Morgan Stanley is announcing a partnership with cloud content management platform Box that will provide its clients with an encrypted document sharing portal, according to a company announcement. Morgan Stanley Wealth Management will be using Box Platform, Box KeySafe and Box Governance to provide an encrypted vault to facilitate sharing of documents like wills, deeds, estate plans, financial statements and tax filings with financial advisors.
The cloud-based solution supports two-way sharing and can be accessed through Morgan Stanley Online and the firm’s mobile app. Documents can be uploaded via those same platforms and notifications will be pushed to both clients and advisors. Advisors or clients can comment on uploaded documents, increasing their value as tools of communication.

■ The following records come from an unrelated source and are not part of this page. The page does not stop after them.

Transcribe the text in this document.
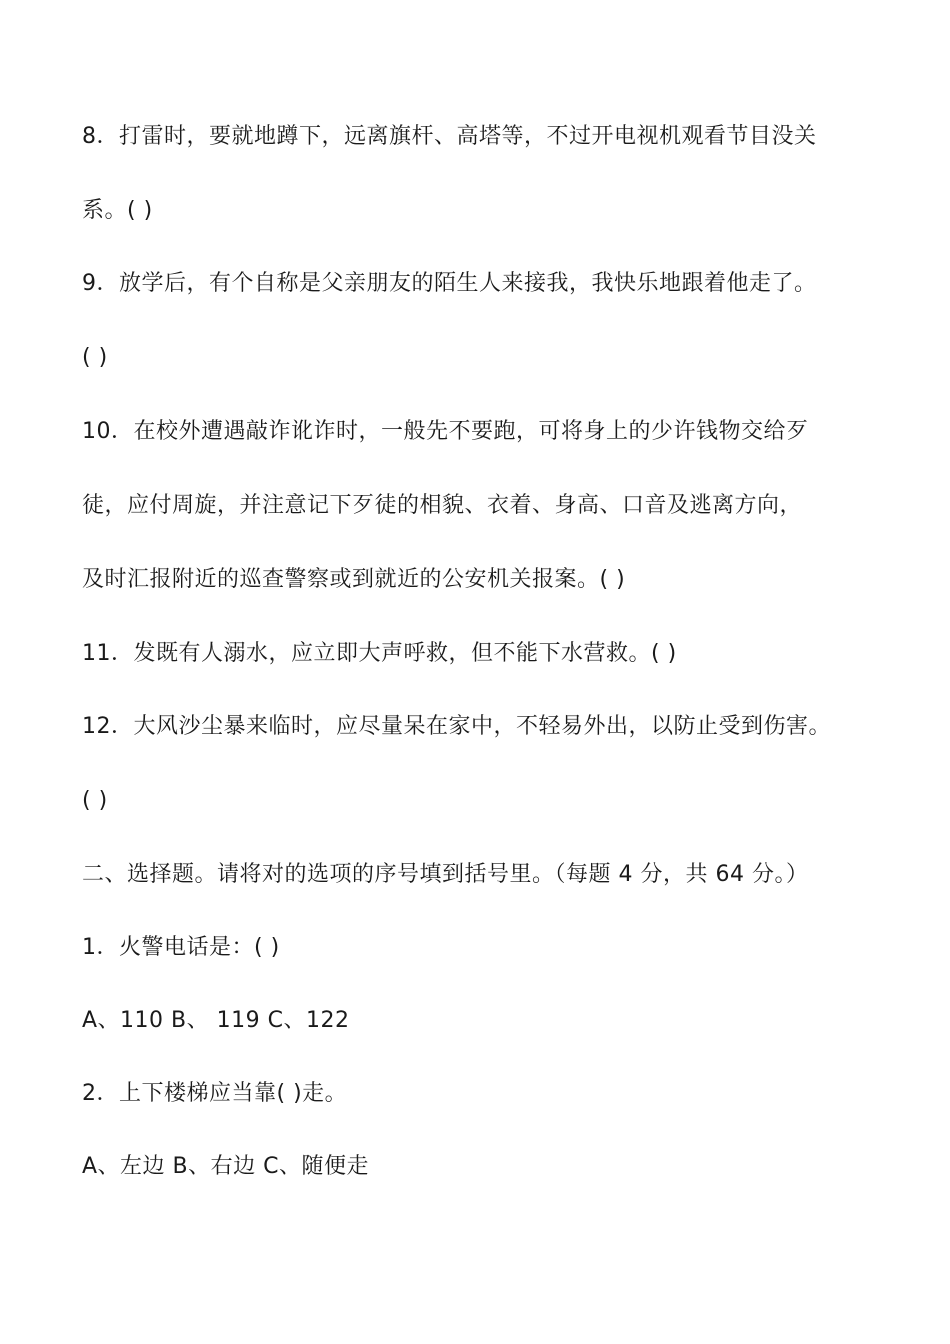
8．打雷时，要就地蹲下，远离旗杆、高塔等，不过开电视机观看节目没关
系。( )
9．放学后，有个自称是父亲朋友的陌生人来接我，我快乐地跟着他走了。
( )
10．在校外遭遇敲诈讹诈时，一般先不要跑，可将身上的少许钱物交给歹
徒，应付周旋，并注意记下歹徒的相貌、衣着、身高、口音及逃离方向，
及时汇报附近的巡查警察或到就近的公安机关报案。( )
11．发既有人溺水，应立即大声呼救，但不能下水营救。( )
12．大风沙尘暴来临时，应尽量呆在家中，不轻易外出，以防止受到伤害。
( )
二、选择题。请将对的选项的序号填到括号里。（每题 4 分，共 64 分。）
1．火警电话是：( )
A、110 B、 119 C、122
2．上下楼梯应当靠( )走。
A、左边 B、右边 C、随便走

“By investing in a cloud content management platform like Box and leveraging other best-of-breed technology partners, we have been able to create a more secure, efficient and collaborative environment for conducting business," said Naureen Hassan, chief digital officer at Morgan Stanley Wealth Management, in a statement.

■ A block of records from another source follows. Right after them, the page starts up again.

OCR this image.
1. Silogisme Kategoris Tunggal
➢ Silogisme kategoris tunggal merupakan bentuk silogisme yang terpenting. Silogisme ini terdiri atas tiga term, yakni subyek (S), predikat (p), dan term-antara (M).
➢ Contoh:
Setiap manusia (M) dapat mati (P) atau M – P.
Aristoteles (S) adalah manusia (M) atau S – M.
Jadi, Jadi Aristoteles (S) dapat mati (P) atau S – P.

Besides providing more convenience, and presumably more security, for clients and advisors, the service is a signal that cloud-based solutions like Box are increasingly gaining traction among financial services enterprises, according to a TechCrunch report. Financial advisors have been hearing about the power of cloud-based architecture for years—and many are already familiar with it as consumers of technology services from maps to music streaming.

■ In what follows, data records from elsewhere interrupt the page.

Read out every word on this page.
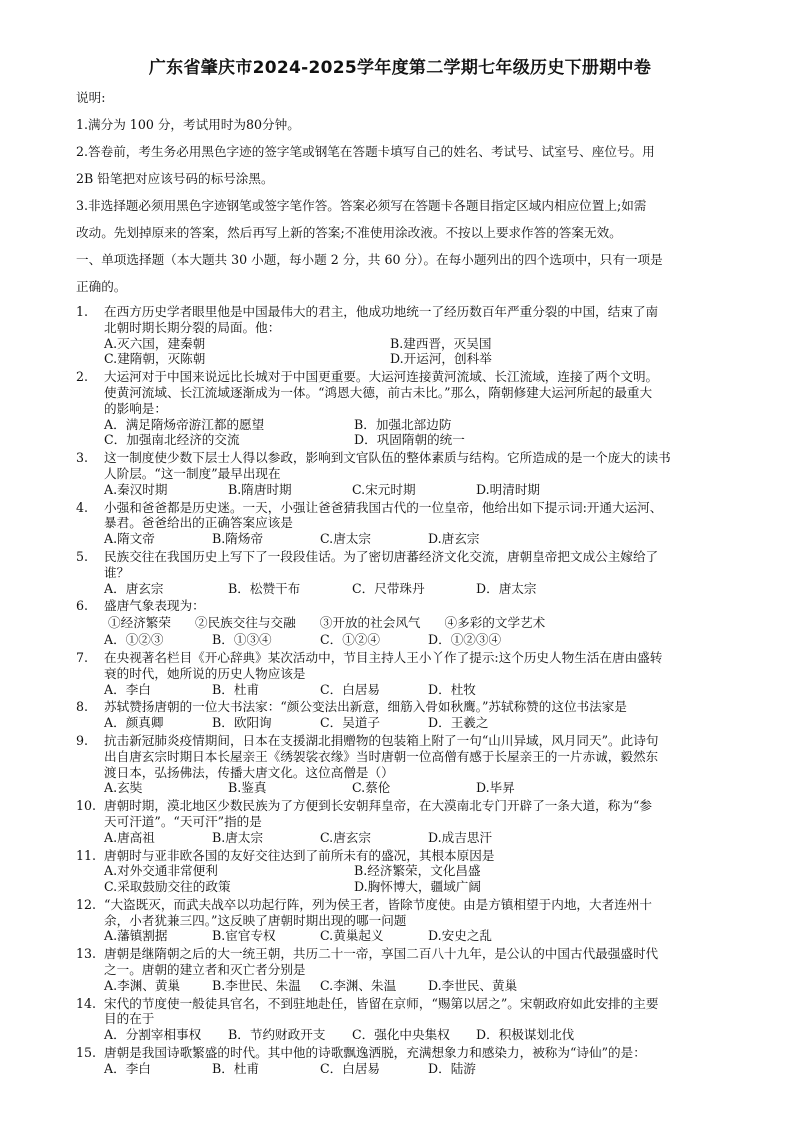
广东省肇庆市2024-2025学年度第二学期七年级历史下册期中卷
说明:
1.满分为 100 分，考试用时为80分钟。
2.答卷前，考生务必用黑色字迹的签字笔或钢笔在答题卡填写自己的姓名、考试号、试室号、座位号。用
2B 铅笔把对应该号码的标号涂黑。
3.非选择题必须用黑色字迹钢笔或签字笔作答。答案必须写在答题卡各题目指定区域内相应位置上;如需
改动。先划掉原来的答案，然后再写上新的答案;不准使用涂改液。不按以上要求作答的答案无效。
一、单项选择题（本大题共 30 小题，每小题 2 分，共 60 分）。在每小题列出的四个选项中，只有一项是
正确的。
1. 在西方历史学者眼里他是中国最伟大的君主，他成功地统一了经历数百年严重分裂的中国，结束了南
北朝时期长期分裂的局面。他：
A.灭六国，建秦朝	B.建西晋，灭吴国
C.建隋朝，灭陈朝	D.开运河，创科举
2. 大运河对于中国来说远比长城对于中国更重要。大运河连接黄河流域、长江流域，连接了两个文明。
使黄河流域、长江流域逐渐成为一体。“鸿恩大德，前古未比。”那么，隋朝修建大运河所起的最重大
的影响是：
A．满足隋炀帝游江都的愿望	B．加强北部边防
C．加强南北经济的交流	D．巩固隋朝的统一
3. 这一制度使少数下层士人得以参政，影响到文官队伍的整体素质与结构。它所造成的是一个庞大的读书
人阶层。“这一制度”最早出现在
A.秦汉时期	B.隋唐时期	C.宋元时期	D.明清时期
4. 小强和爸爸都是历史迷。一天，小强让爸爸猜我国古代的一位皇帝，他给出如下提示词:开通大运河、
暴君。爸爸给出的正确答案应该是
A.隋文帝	B.隋炀帝	C.唐太宗	D.唐玄宗
5. 民族交往在我国历史上写下了一段段佳话。为了密切唐蕃经济文化交流，唐朝皇帝把文成公主嫁给了
谁？
A．唐玄宗	B．松赞干布	C．尺带珠丹	D．唐太宗
6. 盛唐气象表现为：
①经济繁荣 ②民族交往与交融 ③开放的社会风气 ④多彩的文学艺术
A．①②③	B．①③④	C．①②④	D．①②③④
7. 在央视著名栏目《开心辞典》某次活动中，节目主持人王小丫作了提示:这个历史人物生活在唐由盛转
衰的时代，她所说的历史人物应该是
A．李白	B．杜甫	C．白居易	D．杜牧
8. 苏轼赞扬唐朝的一位大书法家：“颜公变法出新意，细筋入骨如秋鹰。”苏轼称赞的这位书法家是
A．颜真卿	B．欧阳询	C．吴道子	D．王羲之
9. 抗击新冠肺炎疫情期间，日本在支援湖北捐赠物的包装箱上附了一句“山川异域，风月同天”。此诗句
出自唐玄宗时期日本长屋亲王《绣袈裟衣缘》当时唐朝一位高僧有感于长屋亲王的一片赤诚，毅然东
渡日本，弘扬佛法，传播大唐文化。这位高僧是（）
A.玄奘	B.鉴真	C.蔡伦	D.毕昇
10. 唐朝时期，漠北地区少数民族为了方便到长安朝拜皇帝，在大漠南北专门开辟了一条大道，称为“参
天可汗道”。“天可汗”指的是
A.唐高祖	B.唐太宗	C.唐玄宗	D.成吉思汗
11. 唐朝时与亚非欧各国的友好交往达到了前所未有的盛况，其根本原因是
A.对外交通非常便利	B.经济繁荣，文化昌盛
C.采取鼓励交往的政策	D.胸怀博大，疆域广阔
12. “大盗既灭，而武夫战卒以功起行阵，列为侯王者，皆除节度使。由是方镇相望于内地，大者连州十
余，小者犹兼三四。”这反映了唐朝时期出现的哪一问题
A.藩镇割据	B.宦官专权	C.黄巢起义	D.安史之乱
13. 唐朝是继隋朝之后的大一统王朝，共历二十一帝，享国二百八十九年，是公认的中国古代最强盛时代
之一。唐朝的建立者和灭亡者分别是
A.李渊、黄巢	B.李世民、朱温	C.李渊、朱温	D.李世民、黄巢
14. 宋代的节度使一般徒具官名，不到驻地赴任，皆留在京师，“赐第以居之”。宋朝政府如此安排的主要
目的在于
A．分割宰相事权	B．节约财政开支	C．强化中央集权	D．积极谋划北伐
15. 唐朝是我国诗歌繁盛的时代。其中他的诗歌飘逸洒脱，充满想象力和感染力，被称为“诗仙”的是：
A．李白	B．杜甫	C．白居易	D．陆游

In fact, some entrepreneurs are betting the industry will move into “cloud-native” architectures, a different look than Morgan Stanley’s partnership with Box. For example, Finance Logix’s former president and CEO, Oleg Tishkevich, launched cloud-native software development firm Invent.us earlier this year. His firm partnered with wealthtech provider Envestnet in April and has been working with at least one U.S.-based broker/dealer to develop a tool that supports thousands of users, Tishkevich said in January.